What makes a “pastor?”
I find this question intriguing at times–and for a number of reasons.
As a kid, my mom always took us to church; my dad wasn’t much for it. Looking back, I think one of the reasons was because of the hypocrisy of the individuals in the congregations he knew (including, regularly, those I demonstrated) and the artificial elevation that some pastors received. (Dad, if I’m talking out of school on this, say something and I’ll correct it.) Having said that, this was always one of the things that kept me at arm’s length from what I have since started calling “Ameri-Christianity.” In that vein, my dad did me a major favor. But there will be more on that at a later time.
I hold no fault with my father for his views–none; if anything, his questioning, his calling-out of the, well, B.S. that he saw in his own world that was being committed by Christians made me think critically about myself and my own faith. At the time, it may have weakened me. It made me question my credibility as a “Christian.” It made me think hard about what I claimed to value and how my actions often did not reflect those values. Ultimately, I think it made my faith stronger because what I ended up learning was how imperfect we all are and how hypocritical we can be. (“Do as I say, not as I do.”)
I recall my dad talking about a few local pastors he had come to know through casual acquaintances from being about town. One such pastor was Richard Jumper who was the pastor at the Disciples of Christ church.
I didn’t know Pastor Jumper, as I had already left for college at that time, but I did know his congregation. We at the United Methodist Church had conducted joint Sunday Schools with the DoC church in my youth and I had been the organist/pianist for them when they needed a substitute while I was in high school. They were, as my congregation was, small, loyal, and as imperfect as anyone else I knew.
But I’m getting off track here.
My dad always liked Pastor Jumper because he was someone who he could engage in conversation about the real world. He was someone who didn’t come across with some “holier-than-thou” garbage, and his efforts were simply friendly–he wasn’t out to “convert all the heathens,” per se.
I have often reflected on this as I’ve considered the pastors I’ve known–both those I’ve admired and those I haven’t been particularly fond of (for which I will equally claim fault as I assign it).
What I have found, is that people often make the mistake of assuming that the pastor is somehow in a position that makes them superior to others.
This is utterly FALSE.
Sure, in the nature of human-organized religion (as in any human organization) there are bureaucratic mechanisms that keep order and we leverage them in our churches.
And there certainly is value in the incredible amount of training that pastors receive and the knowledge and experience they possess.
But, this does not make the pastor “above” anyone else.
He or she is only a human; no different than any other in the congregation or in the world.
Perhaps, as in some cases, the Spirit has guided them from very early in their life and that individual has made fewer “big mistakes” than others. Of course, it’s not as though God is keeping score.
In many cases, pastors come from lives of chaos, of trouble, and from places we would never think God would go to gain a follower, let alone a leader.
The Apostle Paul is one of my favorite historical examples.
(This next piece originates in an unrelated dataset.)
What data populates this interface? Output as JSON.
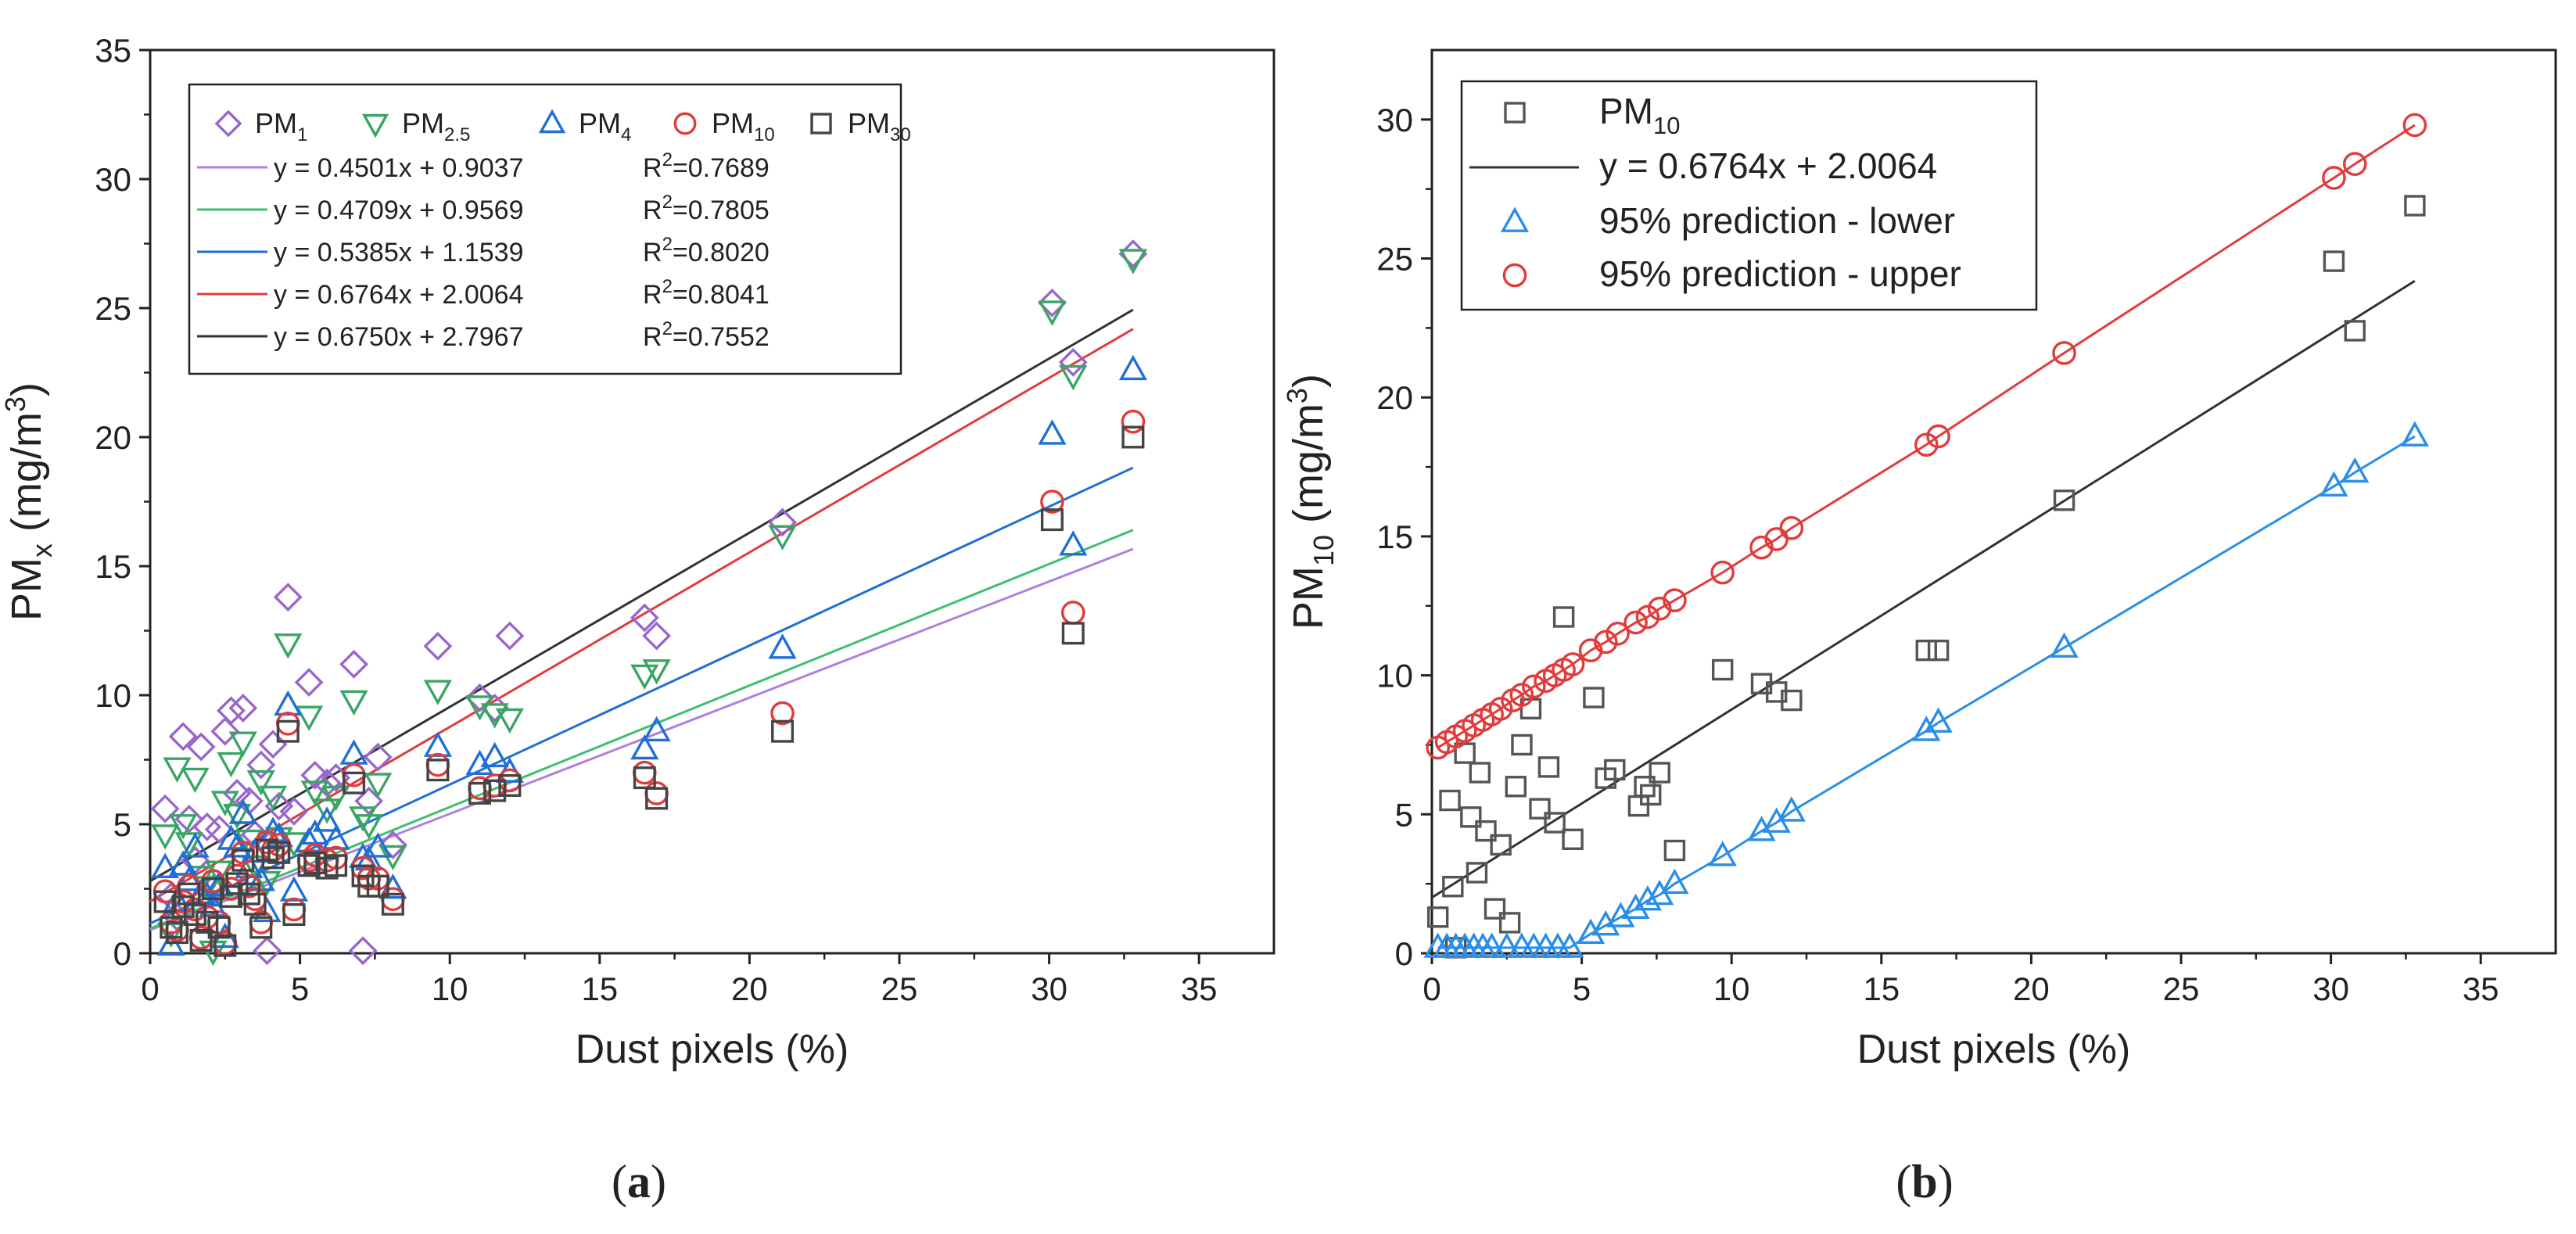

This was a man who was literally persecuting and murdering Jesus’ followers until Christ confronted him while he was journeying to Damascus.
And he was changed. Transformed.
From a murderer of those who preached the truth (“Love one another as I have loved you.”), Paul became one who proclaimed that truth even unto his own death.
That is the miracle we share; that transformative power of Christ’s love for each and every individual–in each and every person.
Pastor Nadia Bolz-Weber, the founder and pastor of the House for All Sinners and Saints is my favorite modern example. I truly look to her as an example of God’s transformative power. Spend a few minutes reading her story and see if you are not amazed at God’s work in her life.
No matter how screwed up you think your life is; not matter what you have done or what you didn’t do that you should have, God loves you. You are valuable. You have tremendous worth.
No one is any different from anyone else. “All have sinned and fallen short of the glory of God.” (Romans 3:23).
And this includes sinners who are church leaders and the sinners who make up their congregations. They are no better nor any worse than what we consider the “worst” of us.
As it was once told to me, “We [pastors] are simply fellow beggars who have found a meal and a warm place to lay our heads, and we’re inviting all the other beggars to come join us. That is all.”
Christ’s grace and peace are for all–no restrictions or reservations.